When closing an S corporation, the articles act as a guideline. This can include holding a board meeting to present the dissolution plan, voting on the plan, and recording the meeting minutes. In comparison, a sole proprietorship or small LLC would only need to notify the secretary of state. This, however, is just the beginning. The process of dissolution has many steps that must be complied with to avoid any liability for taxes and other obligations.

Steps to Dissolve

There are several steps to dissolve a corporation. The first is related to tax considerations, which includes providing the Internal Revenue Service (IRS) with the following:

  • A final tax return.
  • A final employment tax return.
  • A final federal tax deposit.

When the tax return is filed, you can mark a box on the first page to indicate this is the last and final tax return. In some situations, you will also need to file taxes at the state level. For employees, a final paycheck must be given, and all payroll taxes should be paid.
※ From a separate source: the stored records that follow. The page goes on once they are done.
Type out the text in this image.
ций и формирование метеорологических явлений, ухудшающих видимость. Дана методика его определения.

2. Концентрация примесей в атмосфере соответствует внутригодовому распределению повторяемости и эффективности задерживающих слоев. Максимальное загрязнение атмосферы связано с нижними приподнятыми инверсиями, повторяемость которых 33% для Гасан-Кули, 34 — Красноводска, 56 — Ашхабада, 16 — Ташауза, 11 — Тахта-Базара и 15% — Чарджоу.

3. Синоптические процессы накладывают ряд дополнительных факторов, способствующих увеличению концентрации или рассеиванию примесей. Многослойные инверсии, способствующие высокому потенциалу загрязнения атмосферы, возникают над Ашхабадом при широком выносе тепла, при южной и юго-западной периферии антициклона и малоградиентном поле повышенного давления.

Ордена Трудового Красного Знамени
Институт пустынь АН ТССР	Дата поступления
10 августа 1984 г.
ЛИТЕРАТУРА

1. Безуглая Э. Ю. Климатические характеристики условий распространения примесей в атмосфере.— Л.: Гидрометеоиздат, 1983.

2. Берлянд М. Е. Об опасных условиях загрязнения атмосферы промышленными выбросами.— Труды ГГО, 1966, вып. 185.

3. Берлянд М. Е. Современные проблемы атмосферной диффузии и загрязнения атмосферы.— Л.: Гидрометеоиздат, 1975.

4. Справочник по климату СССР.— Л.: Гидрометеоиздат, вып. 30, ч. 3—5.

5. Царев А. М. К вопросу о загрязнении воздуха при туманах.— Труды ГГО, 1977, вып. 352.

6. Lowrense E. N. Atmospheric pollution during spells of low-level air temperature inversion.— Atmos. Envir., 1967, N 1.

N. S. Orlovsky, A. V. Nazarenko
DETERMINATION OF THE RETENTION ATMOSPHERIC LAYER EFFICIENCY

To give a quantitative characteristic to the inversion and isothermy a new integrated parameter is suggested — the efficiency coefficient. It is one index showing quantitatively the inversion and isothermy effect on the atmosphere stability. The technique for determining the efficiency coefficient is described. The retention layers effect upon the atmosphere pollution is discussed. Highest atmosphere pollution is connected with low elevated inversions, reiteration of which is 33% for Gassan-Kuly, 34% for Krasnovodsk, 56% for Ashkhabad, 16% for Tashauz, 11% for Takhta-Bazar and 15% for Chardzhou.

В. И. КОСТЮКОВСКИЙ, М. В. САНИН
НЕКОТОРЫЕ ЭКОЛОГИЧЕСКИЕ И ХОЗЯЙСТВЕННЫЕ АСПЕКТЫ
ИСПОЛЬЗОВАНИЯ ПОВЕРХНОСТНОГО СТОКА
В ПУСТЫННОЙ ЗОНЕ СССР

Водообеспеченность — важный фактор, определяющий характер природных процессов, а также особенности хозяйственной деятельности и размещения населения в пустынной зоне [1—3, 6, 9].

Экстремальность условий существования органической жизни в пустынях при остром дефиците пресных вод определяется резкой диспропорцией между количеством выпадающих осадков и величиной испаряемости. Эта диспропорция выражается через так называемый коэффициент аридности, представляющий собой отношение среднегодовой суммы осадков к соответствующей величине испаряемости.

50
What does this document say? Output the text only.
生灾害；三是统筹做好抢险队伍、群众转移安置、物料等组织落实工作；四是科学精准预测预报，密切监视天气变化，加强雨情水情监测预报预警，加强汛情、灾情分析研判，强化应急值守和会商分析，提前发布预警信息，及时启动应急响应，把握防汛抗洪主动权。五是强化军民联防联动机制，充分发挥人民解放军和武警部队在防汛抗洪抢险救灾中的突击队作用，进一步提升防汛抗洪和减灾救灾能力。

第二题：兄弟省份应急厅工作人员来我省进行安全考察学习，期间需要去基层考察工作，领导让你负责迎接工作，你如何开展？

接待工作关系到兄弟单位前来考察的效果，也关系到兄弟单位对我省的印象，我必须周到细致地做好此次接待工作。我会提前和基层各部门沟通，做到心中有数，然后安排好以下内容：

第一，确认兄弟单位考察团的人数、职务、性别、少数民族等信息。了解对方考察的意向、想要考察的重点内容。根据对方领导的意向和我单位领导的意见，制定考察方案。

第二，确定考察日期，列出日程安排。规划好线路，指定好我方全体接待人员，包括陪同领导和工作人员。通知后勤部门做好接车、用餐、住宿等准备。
If the corporation has more than 100 employees, the employees must receive written notice of the business closing sixty days prior.

Next, make attempts to pay any outstanding debts and obligations. Notification should be sent to all creditors notifying them of the plan to close the business with an address and deadline for any claims they want to submit. If the debts cannot be paid, bankruptcy may be a consideration. A legal and tax professional will be able to advise if this option is recommended. If all debts are paid, any remaining assets will be distributed to the shareholders.

Then, all business licenses and registrations must be canceled with the local or state government. Any business bank accounts and business credit cards must be closed as well. Failure to close the bank accounts leaves you vulnerable to future debts and obligations associated with business bank accounts.

Lastly, the Employee Identification Number (EIN), must be reported to the IRS with the appropriate form to indicate the business is closing.